The elder Schwab stared at him, dumbstruck. Ambush Bug was encouraged. “Well, sure, look at it! Young trophy wife — I mean, in the parlance of our times — owes money all over town, including to known pornographers — and that’s cool, that’s cool — but I’m saying, she needs money, and of course they’re gonna say they didn’t get it, ’cause she wants more, man. She’s gotta feed the monkey. I mean — hasn’t that ever occurred to you? Sir?”
“No. No, Mr. Schwab,” the elder Schwab seethed quietly. “That had not occurred to me.”
“That had not occurred to us, Mr. Bug,” Brandt echoed.
“Well, OK, you’re not privy to all the new stuff, so, uh, you know, but that’s what you pay me for. Speaking of which, would it be possible for me to get my twenty grand in cash? I gotta check this with my accountant, of course, but my concern is that, you know, it could bump me into a higher tax–”
“Brandt, give him the envelope,” the elder Schwab said.
“Well, OK, if you’ve already made out the check,” Ambush Bug said. Brandt handed him a letter-sized envelope that was distended by something inside.
“We received it this morning,” Brandt said.
Ambush Bug, frowning, untucked its flap, took out some cotton wadding, and unrolled it.
“Since you have failed to achieve, even in the modest task that was your charge, since you have stolen my money, and since you have unrepentantly betrayed my trust…” the elder Schwab began.
The wadding, undone, revealed a smaller wad of gauze taped up inside.
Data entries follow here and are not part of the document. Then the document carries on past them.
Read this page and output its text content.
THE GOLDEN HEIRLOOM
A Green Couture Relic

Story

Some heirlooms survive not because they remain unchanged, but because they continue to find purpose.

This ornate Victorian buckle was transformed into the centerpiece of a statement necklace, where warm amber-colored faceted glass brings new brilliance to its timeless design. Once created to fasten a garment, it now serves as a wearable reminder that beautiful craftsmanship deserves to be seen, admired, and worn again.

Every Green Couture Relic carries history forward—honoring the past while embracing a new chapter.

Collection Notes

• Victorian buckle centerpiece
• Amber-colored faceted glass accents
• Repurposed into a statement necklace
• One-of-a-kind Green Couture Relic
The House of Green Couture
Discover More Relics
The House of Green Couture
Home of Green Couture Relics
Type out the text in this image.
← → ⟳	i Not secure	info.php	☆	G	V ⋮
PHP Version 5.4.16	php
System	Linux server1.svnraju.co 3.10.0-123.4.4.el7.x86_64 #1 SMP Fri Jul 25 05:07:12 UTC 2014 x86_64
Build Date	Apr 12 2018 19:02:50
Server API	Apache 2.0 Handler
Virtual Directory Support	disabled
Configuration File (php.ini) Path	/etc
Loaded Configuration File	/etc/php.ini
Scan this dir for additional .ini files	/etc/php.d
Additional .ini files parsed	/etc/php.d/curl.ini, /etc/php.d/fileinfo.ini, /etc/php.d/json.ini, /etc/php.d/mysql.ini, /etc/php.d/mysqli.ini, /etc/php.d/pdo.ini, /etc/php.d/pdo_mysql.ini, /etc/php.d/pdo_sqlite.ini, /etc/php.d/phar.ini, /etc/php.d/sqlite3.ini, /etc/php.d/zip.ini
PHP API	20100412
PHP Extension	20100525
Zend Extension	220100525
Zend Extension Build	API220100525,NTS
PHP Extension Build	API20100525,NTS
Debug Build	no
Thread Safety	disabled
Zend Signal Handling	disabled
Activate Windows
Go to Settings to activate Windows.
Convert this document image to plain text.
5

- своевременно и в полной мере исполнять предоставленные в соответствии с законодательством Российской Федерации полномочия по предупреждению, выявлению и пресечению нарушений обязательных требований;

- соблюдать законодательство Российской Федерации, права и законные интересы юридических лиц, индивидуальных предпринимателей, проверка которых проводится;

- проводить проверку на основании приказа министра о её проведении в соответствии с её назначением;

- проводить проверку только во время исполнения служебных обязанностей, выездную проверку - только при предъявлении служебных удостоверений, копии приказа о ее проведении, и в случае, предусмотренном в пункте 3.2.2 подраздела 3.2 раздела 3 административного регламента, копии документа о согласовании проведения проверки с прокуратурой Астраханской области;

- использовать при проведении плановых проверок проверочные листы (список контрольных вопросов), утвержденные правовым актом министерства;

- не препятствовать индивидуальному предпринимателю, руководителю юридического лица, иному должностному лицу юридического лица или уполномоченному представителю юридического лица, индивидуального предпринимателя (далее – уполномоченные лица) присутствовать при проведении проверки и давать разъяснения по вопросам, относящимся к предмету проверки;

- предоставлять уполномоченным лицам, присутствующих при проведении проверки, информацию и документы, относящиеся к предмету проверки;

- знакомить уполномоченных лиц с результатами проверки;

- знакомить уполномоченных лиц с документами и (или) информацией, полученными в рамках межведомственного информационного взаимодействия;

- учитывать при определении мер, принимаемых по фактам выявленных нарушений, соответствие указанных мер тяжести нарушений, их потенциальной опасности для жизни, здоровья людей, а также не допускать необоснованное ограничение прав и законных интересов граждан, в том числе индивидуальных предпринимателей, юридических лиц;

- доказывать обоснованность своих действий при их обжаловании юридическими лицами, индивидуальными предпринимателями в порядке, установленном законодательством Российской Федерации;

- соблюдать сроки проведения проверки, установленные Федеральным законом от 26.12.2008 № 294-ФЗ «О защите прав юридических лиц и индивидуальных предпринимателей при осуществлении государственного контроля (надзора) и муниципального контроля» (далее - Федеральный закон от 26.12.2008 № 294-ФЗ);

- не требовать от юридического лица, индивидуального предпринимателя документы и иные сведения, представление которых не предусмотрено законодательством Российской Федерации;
Ambush Bug undid the tape with his fingernails and started to unroll the inner package.
“…I have no choice but to tell these bums that they should do whatever is necessary to recover their money from you, Irwin Schwab. And with Brandt as my witness, I tell you this: Any further harm visited upon Bunny shall be visited tenfold upon your head.”
Between thumb and forefinger, Ambush Bug held up the contents of the package. It was a little toe, with emerald-green nail polish.
“By God, sir. I will not abide another toe.”